Agar Tak Terpengaruhi Politik, Kejaksaan Harus Berada Dibawah MA!

Rizky Amin
Rizky Amin
Diperbarui 28 Agustus 2023 17:10 WIB
Jakarta, MI - Agar tidak terpengaruhi politik dan segala intervensi pihak lain, Kejaksaan mestinya berada di bawah Mahkamah Agung (MA). Hal ini diungkapkan oleh pakar hukum pidana dari Universitas Trisakti, Abdul Fickar Hadjar merespons penyataan Jaksa Agung ST Burhanuddin yang memerintahkan anak buahnya agar menunda proses hukum para peserta Pemilu 2024 selama gelaran pesta demokrasi itu berlangsung, mulai dari calon anggota legislatif, kepala daerah, hingga calon presiden dan wakilnya. Instruksi Jaksa Agung ini sebenarnya bertujuan menjaga independensi dan netralitas penegakan hukum. Jangan sampai Kejaksaan dijadikan alat untuk kepentingan politik tertentu. "Ya seharusnya begitu (Kejaksaan berada dibawah MA), semua aparatur yang nempunyai fungsi yudisial berada pada lingkungan kekuasaan kehakiman ic MA. Tetapi pada praktek ketatanegaraan fungsi lembaga itu diletakkan pada fungsi-fungsi kekuasaan negara," ungkap Abdul Fickar kepada Monitorindonesia.com, Senin (28/8).
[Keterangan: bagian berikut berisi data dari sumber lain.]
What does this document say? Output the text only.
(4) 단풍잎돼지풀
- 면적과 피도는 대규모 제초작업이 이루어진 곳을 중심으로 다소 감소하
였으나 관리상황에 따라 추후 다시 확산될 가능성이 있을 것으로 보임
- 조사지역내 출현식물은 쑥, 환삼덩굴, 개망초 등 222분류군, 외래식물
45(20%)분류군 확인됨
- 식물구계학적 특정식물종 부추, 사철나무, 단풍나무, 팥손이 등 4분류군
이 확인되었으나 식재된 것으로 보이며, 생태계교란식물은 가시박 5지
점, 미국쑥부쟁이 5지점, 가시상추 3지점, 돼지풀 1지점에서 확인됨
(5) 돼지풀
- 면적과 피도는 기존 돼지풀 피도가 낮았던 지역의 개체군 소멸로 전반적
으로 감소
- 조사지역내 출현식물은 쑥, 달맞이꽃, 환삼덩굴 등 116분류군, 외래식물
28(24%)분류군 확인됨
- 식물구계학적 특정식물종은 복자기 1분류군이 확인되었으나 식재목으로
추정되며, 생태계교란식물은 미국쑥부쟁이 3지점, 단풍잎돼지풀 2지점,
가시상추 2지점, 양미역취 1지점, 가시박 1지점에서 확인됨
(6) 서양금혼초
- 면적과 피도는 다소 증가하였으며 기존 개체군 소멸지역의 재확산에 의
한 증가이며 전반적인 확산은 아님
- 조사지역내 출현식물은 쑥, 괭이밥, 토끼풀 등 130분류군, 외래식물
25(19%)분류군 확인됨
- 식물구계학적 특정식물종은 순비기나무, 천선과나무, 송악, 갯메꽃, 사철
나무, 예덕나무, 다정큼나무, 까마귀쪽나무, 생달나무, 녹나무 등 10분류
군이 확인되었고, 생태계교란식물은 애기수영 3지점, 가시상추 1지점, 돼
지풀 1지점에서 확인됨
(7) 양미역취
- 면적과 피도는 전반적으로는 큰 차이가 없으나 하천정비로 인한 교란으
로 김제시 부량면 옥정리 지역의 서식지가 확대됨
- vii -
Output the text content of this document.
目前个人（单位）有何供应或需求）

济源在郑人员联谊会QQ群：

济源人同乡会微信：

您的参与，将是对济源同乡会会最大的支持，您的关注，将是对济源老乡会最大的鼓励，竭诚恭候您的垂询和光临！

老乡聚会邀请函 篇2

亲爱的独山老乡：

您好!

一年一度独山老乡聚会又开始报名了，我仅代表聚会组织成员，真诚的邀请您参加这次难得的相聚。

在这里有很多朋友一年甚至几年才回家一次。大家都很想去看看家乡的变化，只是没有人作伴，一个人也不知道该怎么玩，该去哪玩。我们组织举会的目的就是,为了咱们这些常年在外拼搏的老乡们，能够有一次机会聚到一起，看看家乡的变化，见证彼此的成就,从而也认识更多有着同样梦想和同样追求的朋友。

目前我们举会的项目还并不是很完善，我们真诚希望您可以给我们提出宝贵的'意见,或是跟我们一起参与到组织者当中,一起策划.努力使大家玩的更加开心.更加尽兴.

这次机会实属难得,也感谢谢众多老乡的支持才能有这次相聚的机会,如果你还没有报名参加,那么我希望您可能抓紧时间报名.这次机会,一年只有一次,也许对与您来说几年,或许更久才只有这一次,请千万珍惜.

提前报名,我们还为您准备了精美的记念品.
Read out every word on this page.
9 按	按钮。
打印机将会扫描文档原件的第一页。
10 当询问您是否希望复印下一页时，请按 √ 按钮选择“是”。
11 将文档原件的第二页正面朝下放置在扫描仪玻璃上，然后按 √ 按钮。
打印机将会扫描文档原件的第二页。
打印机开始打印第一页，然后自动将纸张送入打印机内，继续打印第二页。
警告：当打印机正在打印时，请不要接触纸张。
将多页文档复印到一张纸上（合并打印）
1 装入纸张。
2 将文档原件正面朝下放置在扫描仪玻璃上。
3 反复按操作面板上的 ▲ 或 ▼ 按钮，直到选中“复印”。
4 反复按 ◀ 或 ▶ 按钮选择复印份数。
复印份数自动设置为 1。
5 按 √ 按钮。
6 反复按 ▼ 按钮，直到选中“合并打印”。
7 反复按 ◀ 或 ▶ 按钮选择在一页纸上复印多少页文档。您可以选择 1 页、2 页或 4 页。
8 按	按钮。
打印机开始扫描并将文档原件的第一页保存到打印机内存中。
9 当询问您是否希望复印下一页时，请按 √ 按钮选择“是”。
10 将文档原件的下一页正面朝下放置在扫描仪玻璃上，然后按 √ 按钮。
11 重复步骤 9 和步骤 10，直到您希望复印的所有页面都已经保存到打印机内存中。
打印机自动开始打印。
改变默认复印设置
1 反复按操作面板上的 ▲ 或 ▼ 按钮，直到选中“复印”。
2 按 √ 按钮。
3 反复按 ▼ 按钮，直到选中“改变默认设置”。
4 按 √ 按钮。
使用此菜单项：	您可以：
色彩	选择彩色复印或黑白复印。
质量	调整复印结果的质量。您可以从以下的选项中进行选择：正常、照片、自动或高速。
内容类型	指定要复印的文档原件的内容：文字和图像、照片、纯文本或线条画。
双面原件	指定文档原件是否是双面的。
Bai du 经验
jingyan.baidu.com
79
Abdul Fickar menambahkan bahwa yudikatif itu hanya nempunyai kewenangan yudisial artinya semua langkahnya, langkah yudisial/hukum. Sedangkan fungsi penuntutan yang diawali dengan kewenangan menangkap dan meneriksa pendahuluan sebagai dasar membawa perkara dan membuktikanya di pengadilan. "Karena itu kewenangan penyidik dan menuntut diberikan pada eksekutif ic penyidik (Polisi, PPNS) dan penuntut. Karena itu ketika kewenengan dijalankan bisa diuji keabsahannya melalui praperadilan," kata Abdul Fickar. Menurut Abdul Fickar, jika langkah Jaksa Agung itu dibiarkan, maka para anggota legislatif ataupun kepala daerah yang bermasalah berpotensi mempengaruhi proses hukum dan bahkan menghilangkan barang bukti dengan kekuasaan yang mereka miliki usai terpilih. “Harusnya saat ini dijadikan momentum agar hukum dijadikan saringan utama untuk mengantisipasi calon pejabat publik yang rekam jejaknya buruk khususnya terindikasi korupsi,“ demikian Abdul Fickar Hadjar. Sebelumnya, Jaksa Agung, Sanitiar Burhanuddin, mengeluarkan memorandum yang meminta jajarannya, khususnya di bidang tindak pidana khusus dan intelijen, untuk menunda proses pemeriksaan hukum selama rangkaian proses pemilu 2024. Berbeda dari Kejagung, Komisi Pemberantasan Korupsi (KPK) menyatakan proses hukum yang melibatkan peserta pemilu tetap akan berlangsung. (Wan)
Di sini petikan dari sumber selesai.